Despite increasingly tighter truck capacity of late, many carriers believe they are still not earning a decent enough rate of return in the freight business to expand their fleets.

Indeed, many experts project that capacity should continue to get tighter as still-sluggish cargo volumes combined with higher operating and equipment costs will convince carriers to keep expansion efforts on the back burner for the foreseeable future.

“Higher equipment costs in recent years, combined with the lower utilization resulting from new HOS rules, will continue to make adequate returns on investment a challenge,” noted Steven Dutro, a partner with consulting firm Transport Capital Partners (TCP), pointing a recent survey by the firm that found only 50% of carriers believe they are getting the rates of return needed to justify further investment in new equipment – and increase of just four percentage points from November last year.

John Larkin, head of transportation capital markets research for Stifel, Nicolaus & Co., said in a recent research update that with flattish/modestly growing freight demand and stable truck supply, the truckload industry seems to appear to be within striking distance of a capacity shortfall.

However, in order for the current environment to improve to the point where carriers can secure more significant rate increases in the mid-single digits and upward, he believes the industry needs one or more of the following factors:

  • Increased demand due to pent up demand created by the elongated winter season this year, with continued recovery in the auto and housing sectors, or strength in manufacturing related to an increase in personal consumption;
  • Reduced supply related to fleet shrinkage or the implementation of federal rules and regulations that either reduce the size of the driver pool or reduce the upper limit on driver productivity.

“Only then will rate increases outstrip the rate of cost increases, especially for large, purchasing-advantaged truckload carriers,” Larkin cautioned.

Yet Noel Perry – senior consultant with FTR Associates and principal of research firm Transport Fundamentals – thinks the necessary environment for achieving significant rate increases hasn’t developed as of yet.

In comments given during FTR’s “State of Freight” webinar last week, Perry noted that the truck shortage dropped from near 200,000 units in the third quarter of 2010 to closer to 50,000 units in the second quarter of this year, but still considered that “a very modest number” in his view.

“The economy itself is only going to [place] modest pressure on the truck shortage,” he added. “Truck volumes [should] grow on average slightly below GDP [gross domestic product] the rest of this upturn [but] since the first quarter of 2011, GDP has bounced up and down so it’s a little bit difficult to get a read on it.”

TCP Partner Richard Mikes pointed out that such uneven economic activity may be a major reason carriers are still not seeing adequate rates of return, nor any relief in their ability to renegotiate accessorial charges.

“With many reporting inadequate rates of return, it is understandable that one-third of all carriers do not intend to add new equipment,” he said. “Replacement of aging fleets remains the primary driver of equipment purchases.”

Indeed, Stifel’s Larkin noted that large carriers are holding the line on fleet size as they continue their normal replacement cycles, growing, if at all, in what he called “asset-lighter” spaces such as intermodal and brokerage operations.

He emphasized that small carriers continue to shrink as they struggle with securing financing to refresh their aging fleets – spending too much on maintenance and giving away too much revenue away to brokers – while selected mid-sized carriers seem to be the ones adding capacity to their fleets as they worry that they will not be considered large enough by many shippers to make the shipper’s core carrier list.

Meanwhile, TCP’s survey reported that while 73% of carriers expect rates to rise over the next 12 months, 45% of them still do not believe they will be able to renegotiate accessorial charges.
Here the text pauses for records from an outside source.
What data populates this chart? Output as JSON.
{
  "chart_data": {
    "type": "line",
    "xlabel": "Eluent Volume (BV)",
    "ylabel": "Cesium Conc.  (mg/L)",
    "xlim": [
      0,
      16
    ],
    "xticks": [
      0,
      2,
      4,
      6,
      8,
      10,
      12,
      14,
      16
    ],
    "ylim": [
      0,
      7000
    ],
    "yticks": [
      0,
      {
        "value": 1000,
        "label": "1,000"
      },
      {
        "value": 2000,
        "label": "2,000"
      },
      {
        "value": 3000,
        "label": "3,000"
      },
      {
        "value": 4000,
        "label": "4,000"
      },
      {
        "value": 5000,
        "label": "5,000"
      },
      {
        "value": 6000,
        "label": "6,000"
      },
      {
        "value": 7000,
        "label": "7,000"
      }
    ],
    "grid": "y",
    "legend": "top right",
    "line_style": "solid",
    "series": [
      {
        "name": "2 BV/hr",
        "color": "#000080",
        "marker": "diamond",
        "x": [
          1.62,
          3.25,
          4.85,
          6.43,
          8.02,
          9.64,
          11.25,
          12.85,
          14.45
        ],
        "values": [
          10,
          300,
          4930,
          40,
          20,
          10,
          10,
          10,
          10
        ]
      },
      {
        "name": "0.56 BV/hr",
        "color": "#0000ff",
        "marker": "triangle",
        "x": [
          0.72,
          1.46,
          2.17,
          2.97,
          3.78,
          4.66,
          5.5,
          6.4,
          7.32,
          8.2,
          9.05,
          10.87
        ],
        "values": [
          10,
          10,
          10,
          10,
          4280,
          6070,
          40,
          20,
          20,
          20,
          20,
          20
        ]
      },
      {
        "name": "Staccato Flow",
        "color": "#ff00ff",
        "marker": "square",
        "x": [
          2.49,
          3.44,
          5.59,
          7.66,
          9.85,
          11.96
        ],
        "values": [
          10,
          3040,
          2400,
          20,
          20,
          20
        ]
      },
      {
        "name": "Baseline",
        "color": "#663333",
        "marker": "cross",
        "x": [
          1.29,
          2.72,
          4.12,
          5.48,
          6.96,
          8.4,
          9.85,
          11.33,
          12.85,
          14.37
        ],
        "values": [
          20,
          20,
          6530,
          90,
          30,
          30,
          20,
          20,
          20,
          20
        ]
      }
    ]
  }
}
That being said, 43% do believe they will be able to address detention time charges due to the recent changes made to hours of service (HOS) rules.

Still, while carriers across the board expect rate increases in the next 12 months, larger carriers are significantly more confident than smaller carriers that they will be able to raise accessorial charges as 64% of smaller carriers in TCP’s poll said they see no relief in accessorial charge negotiations.

In contrast, only 37% of larger carriers do not believe they will be able to renegotiate accessorial charges.

“As freight demand grows shippers who need consistent service will need to assist carriers in gaining operational efficiency and adequate compensation,” Mikes said. “Larger carriers are more confident they are positioned to achieve this customer cooperation.”